Embeddings pgVector Vector similarity search without a separate service. One database, not two.
Containerization Docker Compose Reproducible setup. docker compose up and everything works.
ORM SQLAlchemy Type-safe queries, relationship handling, migration support.
Migrations Alembic Schema evolution without manual SQL. 5 migrations and counting.

Why not a simpler stack? I considered FastAPI (heavier than needed for this), MongoDB (document store doesn't help with relational analysis data), and Pinecone for embeddings (external service when pgVector runs in the same database). Each alternative added complexity without solving a problem the chosen stack couldn't handle.

Architecture Layers

The app follows a three-layer pattern. Not because it's trendy -- because skills shouldn't know about database schemas, and analysis logic shouldn't be tangled with HTTP routing.

API Layer (Flask routes)
    |-- Skills API        -- Claude Code skill integration
    |-- Analysis API      -- Chapter and section analysis
    |-- Search API        -- Full-text and semantic search
    |-- Dashboard API     -- Metrics and progress tracking
    |-- Indexing API      -- Content re-indexing triggers
        |
Service Layer (Business logic)
    |-- Analysis Pipeline -- Multi-phase content analysis
    |-- Skills Service    -- Skill data formatting
    |-- Search Service    -- Query engine (text + vector)
    |-- Dashboard Service -- Metric aggregation
    |-- Embedding Service -- Vector operations
        |
Repository Layer (Data access)
    |-- Section, Research, Analysis repositories
    |-- Embedding, Link, Quote, Statistic repositories
        |
Database (PostgreSQL + pgVector)

API layer handles HTTP concerns: request parsing, response formatting, authentication (basic API key -- this runs on localhost, not production). Each API module maps to one skill or one UI view. A skill calls /api/analysis/chapter/7 and gets back JSON. It never constructs a SQL query.

Service layer holds the logic. The analysis pipeline knows how to score voice consistency. The search service knows how to combine full-text and semantic results. The dashboard service knows how to weight 6 quality dimensions into a single chapter health score. None of this logic touches Flask or SQLAlchemy directly.

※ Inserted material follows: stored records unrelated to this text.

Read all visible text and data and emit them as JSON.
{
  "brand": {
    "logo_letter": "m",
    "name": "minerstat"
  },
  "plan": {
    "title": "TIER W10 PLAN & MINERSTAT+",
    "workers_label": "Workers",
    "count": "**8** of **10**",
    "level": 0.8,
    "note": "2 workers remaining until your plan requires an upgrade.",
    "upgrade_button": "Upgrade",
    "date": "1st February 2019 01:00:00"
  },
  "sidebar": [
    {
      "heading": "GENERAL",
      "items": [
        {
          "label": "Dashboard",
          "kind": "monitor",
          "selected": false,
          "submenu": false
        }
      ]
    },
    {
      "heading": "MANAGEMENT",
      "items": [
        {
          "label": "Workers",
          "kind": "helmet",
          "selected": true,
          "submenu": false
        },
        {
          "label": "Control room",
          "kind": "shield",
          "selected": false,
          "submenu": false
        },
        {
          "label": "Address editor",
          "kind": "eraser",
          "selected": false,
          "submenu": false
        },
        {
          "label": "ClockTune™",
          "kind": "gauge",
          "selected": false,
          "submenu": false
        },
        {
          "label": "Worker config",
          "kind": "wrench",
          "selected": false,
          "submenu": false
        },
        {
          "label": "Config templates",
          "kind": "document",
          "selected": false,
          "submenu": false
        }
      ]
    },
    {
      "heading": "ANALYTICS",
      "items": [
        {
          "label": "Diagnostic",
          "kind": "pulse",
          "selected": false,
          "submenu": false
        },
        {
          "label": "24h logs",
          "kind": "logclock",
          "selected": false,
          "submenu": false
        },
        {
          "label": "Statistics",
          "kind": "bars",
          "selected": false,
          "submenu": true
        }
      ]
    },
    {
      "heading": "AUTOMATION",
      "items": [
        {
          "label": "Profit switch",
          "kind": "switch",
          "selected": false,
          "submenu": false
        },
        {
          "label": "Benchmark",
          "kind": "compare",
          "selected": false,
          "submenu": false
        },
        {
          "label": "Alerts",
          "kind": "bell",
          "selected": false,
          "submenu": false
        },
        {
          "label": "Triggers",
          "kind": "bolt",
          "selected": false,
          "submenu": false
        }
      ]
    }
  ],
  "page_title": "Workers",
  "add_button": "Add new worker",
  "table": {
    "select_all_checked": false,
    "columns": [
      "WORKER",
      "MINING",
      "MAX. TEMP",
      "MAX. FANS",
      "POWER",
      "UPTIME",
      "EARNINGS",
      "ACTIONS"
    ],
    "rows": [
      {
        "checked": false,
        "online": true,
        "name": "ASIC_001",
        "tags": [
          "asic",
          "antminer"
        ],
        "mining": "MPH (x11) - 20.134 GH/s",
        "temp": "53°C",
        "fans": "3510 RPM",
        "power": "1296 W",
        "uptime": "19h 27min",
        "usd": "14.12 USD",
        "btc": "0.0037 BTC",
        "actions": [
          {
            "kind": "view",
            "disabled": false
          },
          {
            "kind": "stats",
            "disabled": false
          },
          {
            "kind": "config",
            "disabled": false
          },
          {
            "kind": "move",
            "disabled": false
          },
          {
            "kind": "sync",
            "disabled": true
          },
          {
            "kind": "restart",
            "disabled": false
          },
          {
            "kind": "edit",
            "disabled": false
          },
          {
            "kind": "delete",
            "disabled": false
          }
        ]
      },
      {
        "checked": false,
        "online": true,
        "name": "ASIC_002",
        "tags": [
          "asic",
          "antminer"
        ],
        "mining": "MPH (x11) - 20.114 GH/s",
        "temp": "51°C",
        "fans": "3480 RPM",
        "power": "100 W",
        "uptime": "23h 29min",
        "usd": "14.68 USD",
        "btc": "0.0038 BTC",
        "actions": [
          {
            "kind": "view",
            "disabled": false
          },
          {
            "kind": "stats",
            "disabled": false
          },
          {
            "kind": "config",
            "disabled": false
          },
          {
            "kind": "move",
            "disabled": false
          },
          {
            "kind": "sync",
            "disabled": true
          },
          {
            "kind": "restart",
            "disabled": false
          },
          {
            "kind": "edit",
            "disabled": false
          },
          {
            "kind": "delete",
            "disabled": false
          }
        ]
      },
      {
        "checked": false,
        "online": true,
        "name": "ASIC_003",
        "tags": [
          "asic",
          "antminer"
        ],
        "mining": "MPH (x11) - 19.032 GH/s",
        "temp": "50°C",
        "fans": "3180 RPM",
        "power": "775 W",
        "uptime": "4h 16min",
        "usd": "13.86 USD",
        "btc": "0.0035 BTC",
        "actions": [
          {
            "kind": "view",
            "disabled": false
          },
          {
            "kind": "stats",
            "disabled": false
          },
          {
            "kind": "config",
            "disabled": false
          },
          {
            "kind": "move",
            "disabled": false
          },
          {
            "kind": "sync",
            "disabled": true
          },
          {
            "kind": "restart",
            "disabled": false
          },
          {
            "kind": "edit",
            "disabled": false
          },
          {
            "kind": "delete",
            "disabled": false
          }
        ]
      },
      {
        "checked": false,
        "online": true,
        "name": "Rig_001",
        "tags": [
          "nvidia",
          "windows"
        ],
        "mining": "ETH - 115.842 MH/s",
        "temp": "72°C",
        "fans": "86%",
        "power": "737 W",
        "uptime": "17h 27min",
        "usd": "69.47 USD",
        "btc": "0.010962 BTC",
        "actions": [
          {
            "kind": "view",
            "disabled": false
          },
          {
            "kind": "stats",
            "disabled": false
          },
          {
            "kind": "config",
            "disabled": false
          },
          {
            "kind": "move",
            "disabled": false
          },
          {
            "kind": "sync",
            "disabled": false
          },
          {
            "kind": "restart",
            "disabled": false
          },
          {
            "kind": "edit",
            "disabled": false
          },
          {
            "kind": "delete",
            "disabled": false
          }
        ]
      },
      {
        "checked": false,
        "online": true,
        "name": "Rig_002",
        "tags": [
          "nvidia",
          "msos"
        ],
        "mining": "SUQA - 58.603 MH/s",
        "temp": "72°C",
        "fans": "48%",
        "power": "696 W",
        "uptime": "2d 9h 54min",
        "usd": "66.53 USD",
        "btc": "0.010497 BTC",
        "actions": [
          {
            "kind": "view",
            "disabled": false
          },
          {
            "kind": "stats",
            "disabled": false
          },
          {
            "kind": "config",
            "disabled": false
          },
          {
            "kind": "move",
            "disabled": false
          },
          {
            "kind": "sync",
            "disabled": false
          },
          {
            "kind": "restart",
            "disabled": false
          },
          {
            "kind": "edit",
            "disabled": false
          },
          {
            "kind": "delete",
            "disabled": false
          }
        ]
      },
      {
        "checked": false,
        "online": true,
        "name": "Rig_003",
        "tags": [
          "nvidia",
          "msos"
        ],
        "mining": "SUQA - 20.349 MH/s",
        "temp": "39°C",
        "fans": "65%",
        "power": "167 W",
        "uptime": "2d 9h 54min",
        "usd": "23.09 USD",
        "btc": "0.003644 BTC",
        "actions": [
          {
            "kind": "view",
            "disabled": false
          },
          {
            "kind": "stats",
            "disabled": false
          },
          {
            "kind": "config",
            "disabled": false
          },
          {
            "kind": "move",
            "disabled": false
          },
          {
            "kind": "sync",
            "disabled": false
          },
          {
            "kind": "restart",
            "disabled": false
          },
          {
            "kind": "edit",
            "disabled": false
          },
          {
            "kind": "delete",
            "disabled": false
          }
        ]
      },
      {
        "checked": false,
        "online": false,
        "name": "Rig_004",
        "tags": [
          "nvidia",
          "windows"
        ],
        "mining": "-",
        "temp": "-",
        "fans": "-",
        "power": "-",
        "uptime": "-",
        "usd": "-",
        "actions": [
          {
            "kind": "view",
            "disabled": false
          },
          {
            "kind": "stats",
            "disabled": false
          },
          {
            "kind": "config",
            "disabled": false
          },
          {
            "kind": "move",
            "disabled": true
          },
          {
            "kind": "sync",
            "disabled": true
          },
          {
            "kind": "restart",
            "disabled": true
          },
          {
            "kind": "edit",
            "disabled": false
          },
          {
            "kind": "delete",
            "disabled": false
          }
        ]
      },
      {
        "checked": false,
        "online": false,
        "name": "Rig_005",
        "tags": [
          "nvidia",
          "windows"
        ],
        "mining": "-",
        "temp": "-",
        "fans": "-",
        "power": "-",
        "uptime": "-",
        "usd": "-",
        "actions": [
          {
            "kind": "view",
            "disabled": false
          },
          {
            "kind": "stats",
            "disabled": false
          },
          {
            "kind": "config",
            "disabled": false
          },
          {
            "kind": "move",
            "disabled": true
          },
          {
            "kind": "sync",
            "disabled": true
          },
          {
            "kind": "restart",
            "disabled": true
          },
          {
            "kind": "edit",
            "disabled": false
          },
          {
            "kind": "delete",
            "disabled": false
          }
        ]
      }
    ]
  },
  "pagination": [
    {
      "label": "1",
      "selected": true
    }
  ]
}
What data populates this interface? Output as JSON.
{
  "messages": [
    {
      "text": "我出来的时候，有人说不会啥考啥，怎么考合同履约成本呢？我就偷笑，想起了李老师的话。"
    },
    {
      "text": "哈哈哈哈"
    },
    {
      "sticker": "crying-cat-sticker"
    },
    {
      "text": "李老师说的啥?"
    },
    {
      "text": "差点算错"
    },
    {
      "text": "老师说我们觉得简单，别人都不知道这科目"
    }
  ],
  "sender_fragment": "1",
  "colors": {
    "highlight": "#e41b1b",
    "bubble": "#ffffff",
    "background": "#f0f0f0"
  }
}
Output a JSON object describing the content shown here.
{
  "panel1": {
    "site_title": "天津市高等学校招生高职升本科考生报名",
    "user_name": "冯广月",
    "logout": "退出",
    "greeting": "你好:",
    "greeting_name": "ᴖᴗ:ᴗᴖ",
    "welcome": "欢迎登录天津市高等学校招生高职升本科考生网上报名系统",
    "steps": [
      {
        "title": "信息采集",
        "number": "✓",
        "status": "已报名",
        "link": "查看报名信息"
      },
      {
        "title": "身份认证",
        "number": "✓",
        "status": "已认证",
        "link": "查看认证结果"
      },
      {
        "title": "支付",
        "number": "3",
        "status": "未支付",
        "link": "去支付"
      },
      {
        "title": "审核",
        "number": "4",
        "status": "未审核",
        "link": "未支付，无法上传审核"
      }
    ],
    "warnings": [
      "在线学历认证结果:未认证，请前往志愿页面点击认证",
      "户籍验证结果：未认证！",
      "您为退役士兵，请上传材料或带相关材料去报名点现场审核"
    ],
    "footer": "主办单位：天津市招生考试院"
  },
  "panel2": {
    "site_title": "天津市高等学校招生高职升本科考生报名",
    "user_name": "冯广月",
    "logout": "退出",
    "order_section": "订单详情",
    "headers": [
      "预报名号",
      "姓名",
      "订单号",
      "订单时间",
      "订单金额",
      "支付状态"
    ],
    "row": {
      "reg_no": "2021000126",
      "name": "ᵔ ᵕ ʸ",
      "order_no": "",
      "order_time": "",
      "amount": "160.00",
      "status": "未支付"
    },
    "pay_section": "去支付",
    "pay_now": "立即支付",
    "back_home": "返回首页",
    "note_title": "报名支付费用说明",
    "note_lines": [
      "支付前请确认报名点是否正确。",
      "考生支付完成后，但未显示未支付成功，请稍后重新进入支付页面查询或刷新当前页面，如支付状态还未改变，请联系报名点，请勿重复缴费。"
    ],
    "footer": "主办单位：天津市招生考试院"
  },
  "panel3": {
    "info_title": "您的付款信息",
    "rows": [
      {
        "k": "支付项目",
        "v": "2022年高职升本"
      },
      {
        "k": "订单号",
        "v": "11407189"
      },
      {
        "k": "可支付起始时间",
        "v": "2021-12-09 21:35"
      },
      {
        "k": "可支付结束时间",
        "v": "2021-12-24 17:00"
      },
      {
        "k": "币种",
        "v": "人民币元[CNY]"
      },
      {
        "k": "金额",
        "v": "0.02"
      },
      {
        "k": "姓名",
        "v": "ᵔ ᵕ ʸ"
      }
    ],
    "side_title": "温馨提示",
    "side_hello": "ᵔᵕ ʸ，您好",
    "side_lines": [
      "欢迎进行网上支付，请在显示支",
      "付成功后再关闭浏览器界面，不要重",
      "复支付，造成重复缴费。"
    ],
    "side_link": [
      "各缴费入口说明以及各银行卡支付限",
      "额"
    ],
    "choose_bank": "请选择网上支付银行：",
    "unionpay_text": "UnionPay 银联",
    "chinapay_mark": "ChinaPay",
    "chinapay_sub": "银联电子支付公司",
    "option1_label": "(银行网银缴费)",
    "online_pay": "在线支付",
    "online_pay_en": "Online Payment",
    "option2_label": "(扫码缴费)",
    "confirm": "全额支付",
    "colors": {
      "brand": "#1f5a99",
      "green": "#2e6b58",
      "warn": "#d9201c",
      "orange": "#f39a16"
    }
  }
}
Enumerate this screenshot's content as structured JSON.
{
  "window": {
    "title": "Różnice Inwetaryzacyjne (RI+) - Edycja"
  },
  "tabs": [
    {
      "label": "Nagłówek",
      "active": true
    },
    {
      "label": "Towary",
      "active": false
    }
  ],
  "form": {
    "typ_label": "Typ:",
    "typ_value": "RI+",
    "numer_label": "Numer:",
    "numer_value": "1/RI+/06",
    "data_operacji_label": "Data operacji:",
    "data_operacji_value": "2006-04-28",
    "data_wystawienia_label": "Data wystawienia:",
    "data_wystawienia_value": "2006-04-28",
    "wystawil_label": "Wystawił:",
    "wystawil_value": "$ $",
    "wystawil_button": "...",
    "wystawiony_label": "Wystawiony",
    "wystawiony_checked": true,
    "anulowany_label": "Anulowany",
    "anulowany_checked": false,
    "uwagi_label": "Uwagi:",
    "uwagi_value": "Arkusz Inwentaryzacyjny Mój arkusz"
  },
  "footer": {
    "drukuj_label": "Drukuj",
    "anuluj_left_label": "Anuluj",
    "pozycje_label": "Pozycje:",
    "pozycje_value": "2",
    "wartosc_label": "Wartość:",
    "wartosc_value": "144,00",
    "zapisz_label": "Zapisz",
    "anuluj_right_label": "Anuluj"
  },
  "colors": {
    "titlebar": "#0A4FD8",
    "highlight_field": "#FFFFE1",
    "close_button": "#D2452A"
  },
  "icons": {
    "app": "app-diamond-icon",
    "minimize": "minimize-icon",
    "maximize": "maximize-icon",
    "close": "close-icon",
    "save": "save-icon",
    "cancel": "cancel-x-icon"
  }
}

Repository layer abstracts data access. Each model gets a repository with standard operations: get, list, create, update, query by section, query by chapter. When we added the statistics table in migration 4, only the repository layer changed. Services and APIs didn't notice.

Data Models

Ten models capture everything the system tracks:

Model Purpose Key Fields
Section Manuscript content chapter, section_num, title, content, word_count, content_hash
Research Research files linked to sections chapter, section, file_path, content, source_urls
Embedding pgVector embeddings section_id, vector (1536-dim), model_version
Analysis Cached analysis results section_id, dimension, score, details, draft_version
Link Vault link graph source_section, target, link_type, resolved
Quote Extracted quotes with attribution section_id, text, speaker, source, confidence
Statistic Extracted stats with credibility section_id, claim, value, source, credibility
Metric Quality scores over time chapter, dimension, score, timestamp, draft
IndexMeta Indexing state file_path, last_indexed, content_hash
DraftComparison Cross-draft deltas chapter, dimension, draft_from, draft_to, delta

The relationships matter. A Section has many Analyses (one per dimension per draft). An Analysis belongs to one Section and one draft version. This lets you query "voice scores for chapter 7 across all 3 drafts" without joins that would make a NoSQL advocate cry.

The 5 Migrations

Schema evolved as the system grew. Each migration solved a specific problem:

  1. Initial schema. Sections, research, metrics. Enough to store content and track basic scores.
  2. Analysis cache. Added the Analysis table with per-dimension, per-draft caching. Deep review support with cross-section comparisons.
  3. pgVector extension. CREATE EXTENSION vector; Embedding table with 1536-dimensional vectors. Semantic search became possible.
  4. Statistics and quotes. Structured extraction from research files. Credibility and confidence scoring for each data point.
  5. Indexing metadata. File watcher state. Content hashes to detect changes without re-reading files. Last-indexed timestamps.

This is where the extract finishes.